Fixed. It appears to work, to the extent that I can actually test it without access to the hardware in question. r3352, r16309. Use --sim-hints=fallback-llsc to use the alternative implementation.
(In reply to Julian Seward from comment #17) > Fixed. [..] Andrew, can you test the fix, please?
Hi Guys, I tested the fix on our dual-CPU (2x48 ThunderX cores) Linux machine and I can confirm that it worked. To make my life easier, I've tested it with following change: diff --git a/coregrind/m_translate.c b/coregrind/m_translate.c index f763a947b..cec8af4aa 100644 --- a/coregrind/m_translate.c +++ b/coregrind/m_translate.c @@ -1706,8 +1706,7 @@ Bool VG_(translate) ( ThreadId tid, # endif # if defined(VGP_arm64_linux) - vex_abiinfo.guest__use_fallback_LLSC - = SimHintiS(SimHint_fallback_llsc, VG_(clo_sim_hints)); + vex_abiinfo.guest__use_fallback_LLSC = True; # endif /* Set up closure args. */
Do we consider this bug fixed now when --sim-hints=fallback-llsc is available?

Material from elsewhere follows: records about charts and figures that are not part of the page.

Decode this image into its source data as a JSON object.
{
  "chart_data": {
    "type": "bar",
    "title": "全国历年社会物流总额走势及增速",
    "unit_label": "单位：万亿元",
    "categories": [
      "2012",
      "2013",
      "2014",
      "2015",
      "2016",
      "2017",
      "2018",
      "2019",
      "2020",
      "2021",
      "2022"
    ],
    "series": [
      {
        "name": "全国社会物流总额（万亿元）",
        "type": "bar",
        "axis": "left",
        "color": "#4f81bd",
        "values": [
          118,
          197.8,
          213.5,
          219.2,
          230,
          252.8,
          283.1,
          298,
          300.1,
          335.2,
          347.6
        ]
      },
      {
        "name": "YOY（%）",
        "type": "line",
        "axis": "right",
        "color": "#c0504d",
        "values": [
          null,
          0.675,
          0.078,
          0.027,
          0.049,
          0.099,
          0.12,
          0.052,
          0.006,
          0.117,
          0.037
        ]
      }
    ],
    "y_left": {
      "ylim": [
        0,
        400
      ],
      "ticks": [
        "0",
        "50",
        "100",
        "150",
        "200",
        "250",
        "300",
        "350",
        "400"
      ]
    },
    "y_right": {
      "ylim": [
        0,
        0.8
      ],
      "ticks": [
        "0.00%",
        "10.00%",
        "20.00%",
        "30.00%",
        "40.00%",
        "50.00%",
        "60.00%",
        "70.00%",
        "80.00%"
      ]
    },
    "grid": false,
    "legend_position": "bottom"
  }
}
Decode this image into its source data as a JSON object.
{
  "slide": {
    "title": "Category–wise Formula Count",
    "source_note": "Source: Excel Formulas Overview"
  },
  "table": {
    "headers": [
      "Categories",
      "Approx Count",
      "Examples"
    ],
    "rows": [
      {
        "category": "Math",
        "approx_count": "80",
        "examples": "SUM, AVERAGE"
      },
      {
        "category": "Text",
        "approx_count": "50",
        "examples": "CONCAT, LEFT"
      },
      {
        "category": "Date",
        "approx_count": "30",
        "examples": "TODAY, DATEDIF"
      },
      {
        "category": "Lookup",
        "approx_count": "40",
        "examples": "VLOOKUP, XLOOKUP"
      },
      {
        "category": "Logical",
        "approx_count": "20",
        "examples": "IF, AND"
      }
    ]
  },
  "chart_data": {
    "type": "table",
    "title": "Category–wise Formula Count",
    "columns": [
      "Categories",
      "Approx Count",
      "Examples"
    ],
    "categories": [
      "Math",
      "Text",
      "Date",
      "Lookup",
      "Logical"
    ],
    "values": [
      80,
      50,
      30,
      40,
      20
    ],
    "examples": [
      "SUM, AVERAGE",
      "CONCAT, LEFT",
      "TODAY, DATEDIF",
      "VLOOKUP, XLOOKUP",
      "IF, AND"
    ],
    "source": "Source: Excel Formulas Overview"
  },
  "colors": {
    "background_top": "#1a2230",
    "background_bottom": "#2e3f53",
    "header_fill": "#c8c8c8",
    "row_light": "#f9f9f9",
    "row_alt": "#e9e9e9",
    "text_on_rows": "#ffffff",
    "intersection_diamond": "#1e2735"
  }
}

(In reply to Paul Osmialowski from comment #19) > I tested the fix on our dual-CPU (2x48 ThunderX cores) Linux machine and I > can confirm that it worked. Thanks for testing it!

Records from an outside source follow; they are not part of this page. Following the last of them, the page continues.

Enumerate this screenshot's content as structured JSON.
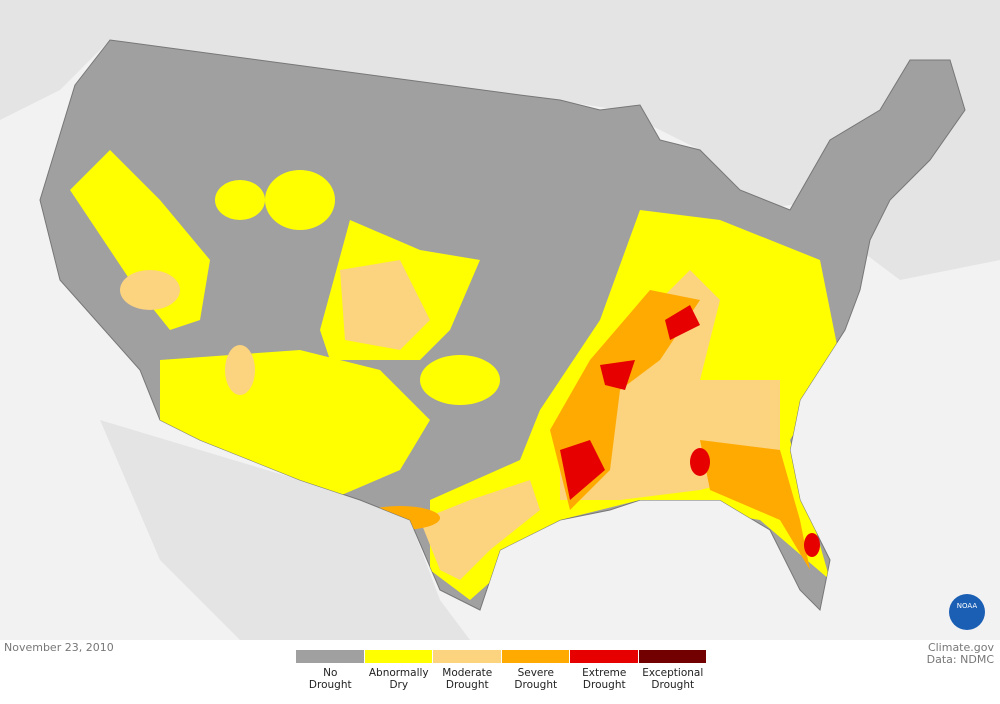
{
  "date": "November 23, 2010",
  "credit": {
    "site": "Climate.gov",
    "source": "Data: NDMC"
  },
  "logo": "NOAA",
  "legend": [
    {
      "label": "No Drought",
      "color": "#a0a0a0"
    },
    {
      "label": "Abnormally Dry",
      "color": "#ffff00"
    },
    {
      "label": "Moderate Drought",
      "color": "#fcd37f"
    },
    {
      "label": "Severe Drought",
      "color": "#ffaa00"
    },
    {
      "label": "Extreme Drought",
      "color": "#e60000"
    },
    {
      "label": "Exceptional Drought",
      "color": "#730000"
    }
  ]
}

Autodetection of Cavium cores and hence auto-enablement of the fallback implementation, was added in r16380.
Are you sure you applied this patch on VEX part too? m_machine.c: In function 'vgPlain_parse_cpuinfo': m_machine.c:810:10: error: 'VexArchInfo {aka struct <anonymous>}' has no member named 'arm64_requires_fallback_LLSC' vai.arm64_requires_fallback_LLSC = True; ^ m_machine.c: In function 'vgPlain_machine_get_hwcaps': m_machine.c:1662:23: error: 'VexArchInfo {aka struct <anonymous>}' has no member named 'arm64_requires_fallback_LLSC' vai.arm64_requires_fallback_LLSC ? "yes" : "no"); ^ Makefile:4274: recipe for target 'libcoregrind_arm64_linux_a-m_machine.o' failed make[3]: *** [libcoregrind_arm64_linux_a-m_machine.o] Error 1
(In reply to Paul Osmialowski from comment #23) > Are you sure you applied this patch on VEX part too? Duh. Not enough coffee (etc). Committed, r3371.
ok, now it builds and works.
Documentation updated in r16404. Closing.